Sendera: Das Verarbeitungsverbot des Art.9 DSGVO ist recht weitreichend. Die davon umfassten Datenkategorien, die sog. „sensiblen“ Daten wie eben Gesundheitsdaten, erfahren dadurch besonderen Schutz. Ausnahmen im öffentlichen Interesse von Mitgliedsstaaten sind vorgesehen, im aktuellen Kontext beispielsweise aus Gründen der öffentlichen Gesundheit. Der nationale Gesetzgeber ist jedoch schon durch die Verordnung selbst aufgefordert, eine Verarbeitung solcher Daten nur unter „angemessenen und besonderen Maßnahmen zum Schutz der Rechte und Freiheiten natürlicher Personen“ durchzuführen. Die daraus entstehenden Interessens- und Zielkonflikte zeigen sich in den Ergebnissen der Umsetzung dieser Vorgaben. Inwieweit die Bemühungen um einen Konsens erfolgreich sind, ist eine offene Frage und Gegenstand des derzeitigen Diskurses.

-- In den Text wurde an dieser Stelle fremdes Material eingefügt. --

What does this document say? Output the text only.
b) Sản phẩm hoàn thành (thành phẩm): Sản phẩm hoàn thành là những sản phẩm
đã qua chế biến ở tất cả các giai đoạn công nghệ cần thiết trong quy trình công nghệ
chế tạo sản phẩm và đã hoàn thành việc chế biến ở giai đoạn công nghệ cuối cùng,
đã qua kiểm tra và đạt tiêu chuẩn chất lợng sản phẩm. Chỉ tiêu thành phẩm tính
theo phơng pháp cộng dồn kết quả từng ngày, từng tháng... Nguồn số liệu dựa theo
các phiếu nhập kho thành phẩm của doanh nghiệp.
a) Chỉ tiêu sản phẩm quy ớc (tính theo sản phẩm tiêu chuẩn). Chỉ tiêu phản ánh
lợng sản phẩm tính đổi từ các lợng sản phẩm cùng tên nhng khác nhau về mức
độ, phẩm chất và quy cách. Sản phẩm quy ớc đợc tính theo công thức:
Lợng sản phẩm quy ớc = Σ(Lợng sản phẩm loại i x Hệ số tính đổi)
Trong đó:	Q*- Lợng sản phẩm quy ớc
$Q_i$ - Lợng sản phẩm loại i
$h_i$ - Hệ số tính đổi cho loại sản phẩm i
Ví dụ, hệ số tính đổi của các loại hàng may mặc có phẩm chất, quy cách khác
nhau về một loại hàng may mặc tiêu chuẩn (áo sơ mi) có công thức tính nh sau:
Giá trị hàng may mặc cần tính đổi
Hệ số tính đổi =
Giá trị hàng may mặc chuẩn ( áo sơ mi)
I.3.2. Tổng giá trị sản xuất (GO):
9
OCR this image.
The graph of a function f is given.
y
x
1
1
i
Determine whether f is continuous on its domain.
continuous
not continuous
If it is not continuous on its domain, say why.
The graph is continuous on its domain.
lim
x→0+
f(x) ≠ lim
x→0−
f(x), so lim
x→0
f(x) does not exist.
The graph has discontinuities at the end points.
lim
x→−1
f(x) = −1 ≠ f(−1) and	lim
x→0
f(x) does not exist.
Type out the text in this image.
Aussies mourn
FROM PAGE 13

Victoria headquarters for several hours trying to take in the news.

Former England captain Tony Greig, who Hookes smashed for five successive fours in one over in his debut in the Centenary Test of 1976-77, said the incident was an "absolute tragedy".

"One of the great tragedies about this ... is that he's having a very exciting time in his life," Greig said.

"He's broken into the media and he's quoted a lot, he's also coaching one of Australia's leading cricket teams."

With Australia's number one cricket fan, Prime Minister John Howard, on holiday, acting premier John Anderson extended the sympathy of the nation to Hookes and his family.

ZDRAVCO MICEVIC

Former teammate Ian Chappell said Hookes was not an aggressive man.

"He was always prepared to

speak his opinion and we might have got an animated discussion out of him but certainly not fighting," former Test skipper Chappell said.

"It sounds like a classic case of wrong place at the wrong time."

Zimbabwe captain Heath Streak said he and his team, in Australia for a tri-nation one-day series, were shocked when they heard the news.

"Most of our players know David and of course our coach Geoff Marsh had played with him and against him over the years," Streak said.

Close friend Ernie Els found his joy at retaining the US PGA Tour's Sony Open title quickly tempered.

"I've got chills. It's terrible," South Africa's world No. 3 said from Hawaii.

BC: Gab es neue Anwendungs- und Interpretationsfragen?
Sendera: Jein. Neu nicht unbedingt, aber sicherlich wesentlich greifbarer, da sie in einen Kontext mit Alltagsbezug gesetzt wurden. Ohne hier zu sehr ins Detail gehen zu wollen: Beispielsweise wurde im Zusammenhang mit Contact Tracing und damit der Erhebung, Verwaltung und Speicherung von Daten der Diskurs zu Vor- und Nachteilen zentraler oder dezentraler Datenspeicherung angestoßen. Auch im Zusammenhang mit dem mobilen Arbeiten gibt es vielleicht nicht völlig neue Fragen zum Datenschutz und damit natürlich verbunden der Informationssicherheit, sie sind jedoch in kurzer Zeit für ein wesentlich breiteres Publikum relevant geworden.
BC: Krisen wirken ja auch als „Stresstest“ für bestehende Regeln und Normen. Sollte in der DSGVO im Lichte der Corona-Krise noch etwas nachgebessert werden?
Sendera: Die DSGVO ist sicherlich kein perfektes Regelwerk, aber das beste ¬– und einzige – das uns derzeit zur Verfügung steht. Dass sich in der Umsetzungspraxis schwierige oder unangenehme Fragen stellen, ist mir dabei vollkommen bewusst. Die internationale Signalwirkung der Verordnung ist jedoch beachtlich, viele Staaten haben inzwischen ebenfalls Datenschutzregelwerke entworfen oder diese bereits in Kraft gesetzt. Eine Nachbesserung der Verordnung wäre vermutlich weder effizient noch zielführend, wenn man ihren langwierigen Entstehungsprozess oder die nach wie vor unfertige ePrivacy-Verordnung betrachtet, die ja ursprünglich relativ zeitnah mit der DSGVO in Kraft treten hätte sollen.
BC: Andererseits wirken Krisen auch als Innovationstreiber, hat sich Ihres Erachtens im Spannungsfeld zwischen den Interessen des Unternehmens und jener der Mitarbeiter etwas geändert?
Sendera: Fortschrittliche Arten, Arbeitsleistung zu erbringen – Stichwort Home Office und mobiles Arbeiten – haben in diesem Jahr sicherlich einen Innovationsschub erfahren. Einerseits ist diese Flexibilisierung im Interesse vieler Beschäftigter, andererseits verschwimmen die Grenzen zwischen Freizeit und Arbeitszeit, Privat- und Berufsleben immer leichter. Der Druck, immer erreichbar zu sein, wird noch größer, als er beispielsweise durch die Bereitstellung von Mobilgeräten durch Unternehmen, bereits ist. Besonders wichtig wäre, hier durch die Herstellung fairer Rahmenbedingungen – beispielsweise durch Betriebsvereinbarungen – einen Interessensausgleich herbeizuführen.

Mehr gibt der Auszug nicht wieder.